Competir para ganar y... para comer
Para ir a Francia tuvo que rechazar una invitación para correr 100 millas en Chile. Regresando de Europa tiene tres carreras más que le pueden dejar la mejor paga del año: Coahuila, Taxco y la Sinforosa. “Ahorita viajo por mis chavalos, por la escuela. Algunas carreras nos dan apoyo económico por participar. Por eso voy. También me gusta competir para ganar. Pero ahora es por ellos. Para la escuela, la comida”.
Con 39 años, dice que dejará de correr hasta que ya no le den las piernas. Quizá en dos o tres años. “Ya estoy cansado, por los viajes. De correr no tanto, pero son muchas horas de vuelo. Ya quiero dedicarme a la casa, a la agricultura. Me cansa ir sentado muchas horas. Si en carro de Guachochi a Chihuahua son 4 horas... En avión está más angostito. No puedes estirar bien”.
La primera vez que viajó fue en 2005, a Austria. Cuenta que cuando ya por fin bajó del avión y puso pie en suelo europeo lo hizo con las piernas dormidas e hinchadas. Estuvo alrededor de un mes y participó en tres carreras, en una obtuvo el segundo lugar. Su cuerpo tampoco reaccionó bien la primera vez que dejó las sandalias para correr y usó tenis. “Era incómodo, me apretaba por todos lados. Se me cayeron la uñas”.
Un rarámuri promedio revisa la cosecha, sus animales, come tortillas, salsa, frijoles y corre una o dos veces al año, mientras que Silvino viaja a Europa, come pescado crudo en Japón, pasa horas en transportarse a otros estados y le pagan por ir a ultramaratones.
Mientras un representante lo maneja y un promotor le asesora en la ruta para llegar al Aeropuerto Internacional de la CDMX, Silvino —sentado en el asiento de atrás de uno de los millones de autos de la capital— saca su celular y dibuja una “S” en la pantalla para desbloquearlo. En segundos abre su Facebook y comienza a deslizar las noticas arrastrando el pulgar de la mano derecha. Sólo levanta la cara si alguno de los chistes que comentan las otras dos personas le parece gracioso. Cierra Facebook. Guarda el teléfono y baja del auto.

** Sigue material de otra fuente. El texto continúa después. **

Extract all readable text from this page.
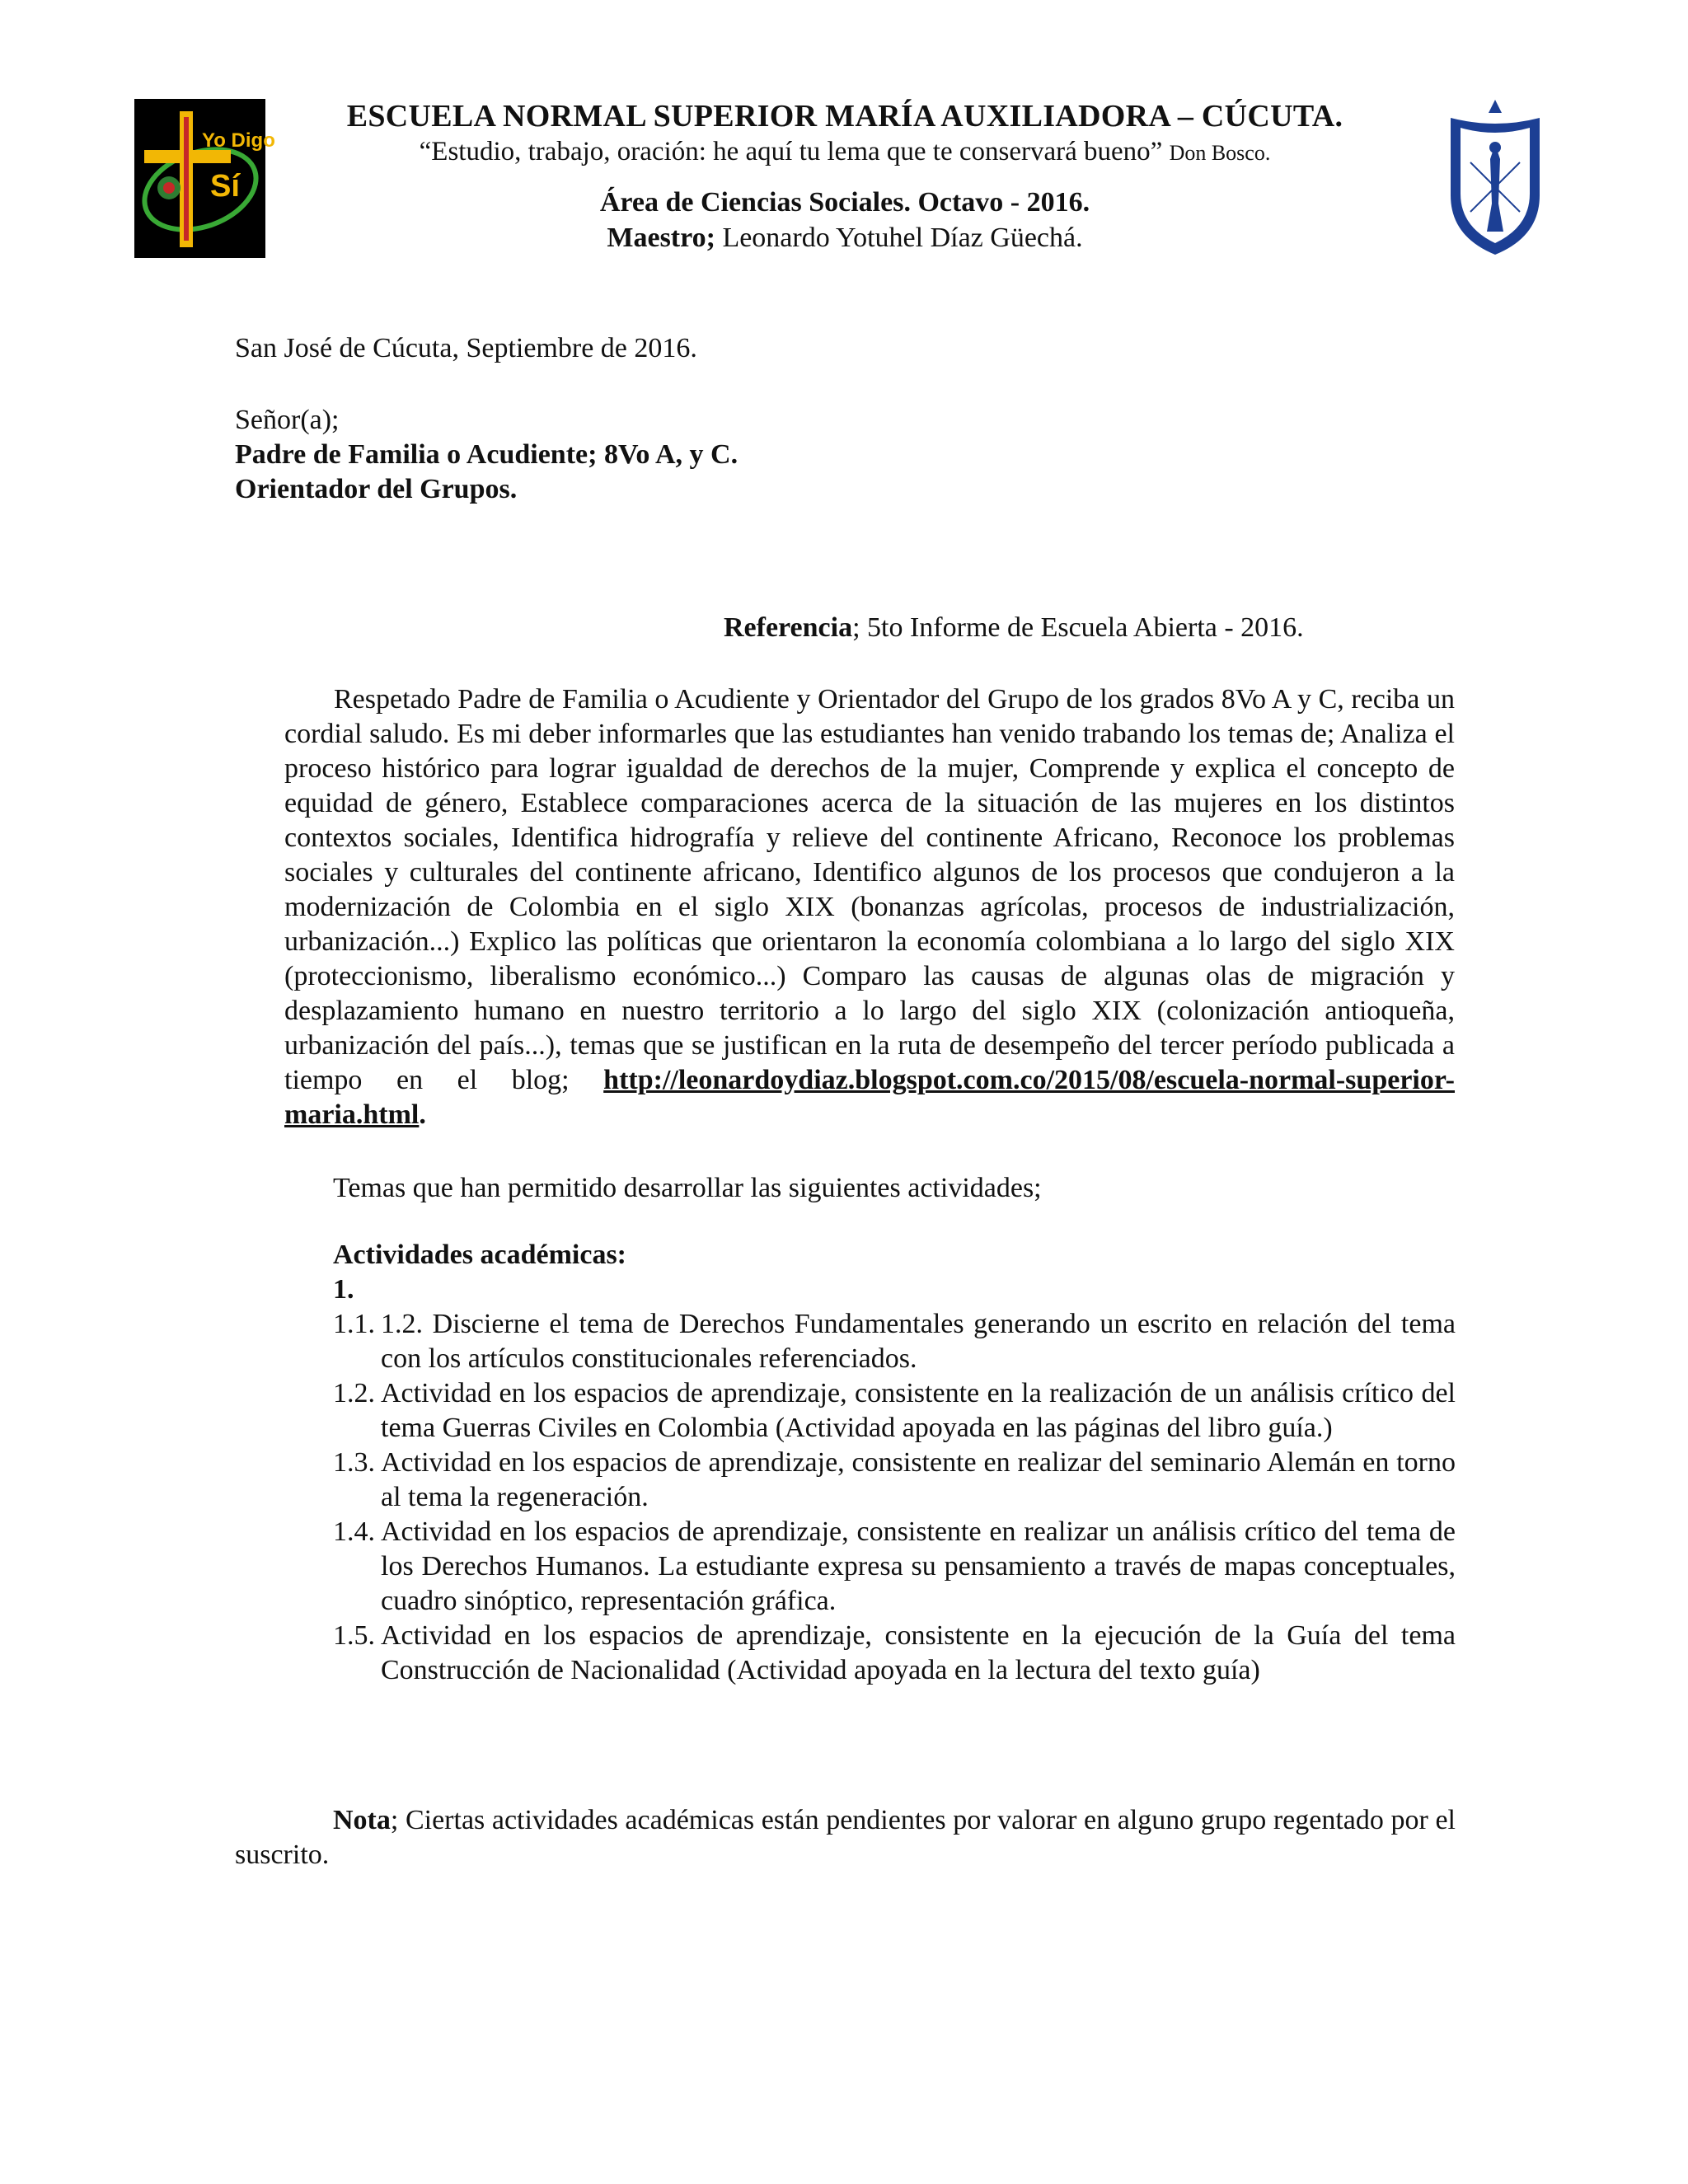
Yo Digo
Sí
ESCUELA NORMAL SUPERIOR MARÍA AUXILIADORA – CÚCUTA.
“Estudio, trabajo, oración: he aquí tu lema que te conservará bueno” Don Bosco.
Área de Ciencias Sociales. Octavo - 2016.
Maestro; Leonardo Yotuhel Díaz Güechá.
San José de Cúcuta, Septiembre de 2016.
Señor(a);
Padre de Familia o Acudiente; 8Vo A, y C.
Orientador del Grupos.
Referencia; 5to Informe de Escuela Abierta - 2016.
Respetado Padre de Familia o Acudiente y Orientador del Grupo de los grados 8Vo A y C, reciba un cordial saludo. Es mi deber informarles que las estudiantes han venido trabando los temas de; Analiza el proceso histórico para lograr igualdad de derechos de la mujer, Comprende y explica el concepto de equidad de género, Establece comparaciones acerca de la situación de las mujeres en los distintos contextos sociales, Identifica hidrografía y relieve del continente Africano, Reconoce los problemas sociales y culturales del continente africano, Identifico algunos de los procesos que condujeron a la modernización de Colombia en el siglo XIX (bonanzas agrícolas, procesos de industrialización, urbanización...) Explico las políticas que orientaron la economía colombiana a lo largo del siglo XIX (proteccionismo, liberalismo económico...) Comparo las causas de algunas olas de migración y desplazamiento humano en nuestro territorio a lo largo del siglo XIX (colonización antioqueña, urbanización del país...), temas que se justifican en la ruta de desempeño del tercer período publicada a tiempo en el blog; http://leonardoydiaz.blogspot.com.co/2015/08/escuela-normal-superior-maria.html.
Temas que han permitido desarrollar las siguientes actividades;
Actividades académicas:
1.
1.1. 1.2. Discierne el tema de Derechos Fundamentales generando un escrito en relación del tema con los artículos constitucionales referenciados.
1.2. Actividad en los espacios de aprendizaje, consistente en la realización de un análisis crítico del tema Guerras Civiles en Colombia (Actividad apoyada en las páginas del libro guía.)
1.3. Actividad en los espacios de aprendizaje, consistente en realizar del seminario Alemán en torno al tema la regeneración.
1.4. Actividad en los espacios de aprendizaje, consistente en realizar un análisis crítico del tema de los Derechos Humanos. La estudiante expresa su pensamiento a través de mapas conceptuales, cuadro sinóptico, representación gráfica.
1.5. Actividad en los espacios de aprendizaje, consistente en la ejecución de la Guía del tema Construcción de Nacionalidad (Actividad apoyada en la lectura del texto guía)
Nota; Ciertas actividades académicas están pendientes por valorar en alguno grupo regentado por el suscrito.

Camina jalando detrás de él una maleta con llantas sobre el piso de la terminal 1 del aeropuerto capitalino. Vestido con tagora [taparrabo], camisa color verde limón, un pañuelo azul amarrado en el cuello y huaraches, es interceptado en su recorrido por personas con todo tipo de acentos: “¿Eres tarahumara?”. “¿Vas a correr?”. “Yo una vez le di asilo a un rarámuri, se apellidaba Bustillos de Ciénega de Norogachi, ¿la conoces?”. “Mucha suerte”. Aparece una persona que se acerca y le habla en rarámuri. Silvino lo mira y le responde en español.
El corredor tiene uno de los mejores tiempos en el ultramaratón de Guachochi, 100 kilómetros en ocho horas y 40 minutos. Dice que en buen ritmo puede hacer 10 kilómetros en media hora. Que cuando llega a la meta trata de pasar rápido para no dar entrevistas o que le tomen fotos, pero algunas veces no tiene éxito.
Su plan de correr para que sus hijos reciban una mejor educación parece estar funcionando. Dos de ellos ya rebasaron su nivel de educación escolar, que llegó hasta la primaria.
Por eso decidió quedarse solo en el rancho y que sus hijos se fueran a una mejor escuela en la cabecera municipal de Guachochi. Silvino prevé que mientras haya patrocinadores que le ayuden, él seguirá corriendo. En Francia correrá con otros rarámuris, más jóvenes, que han visto en los pasos de Silvino un camino hacia la profesionalización de los “pies ligeros”.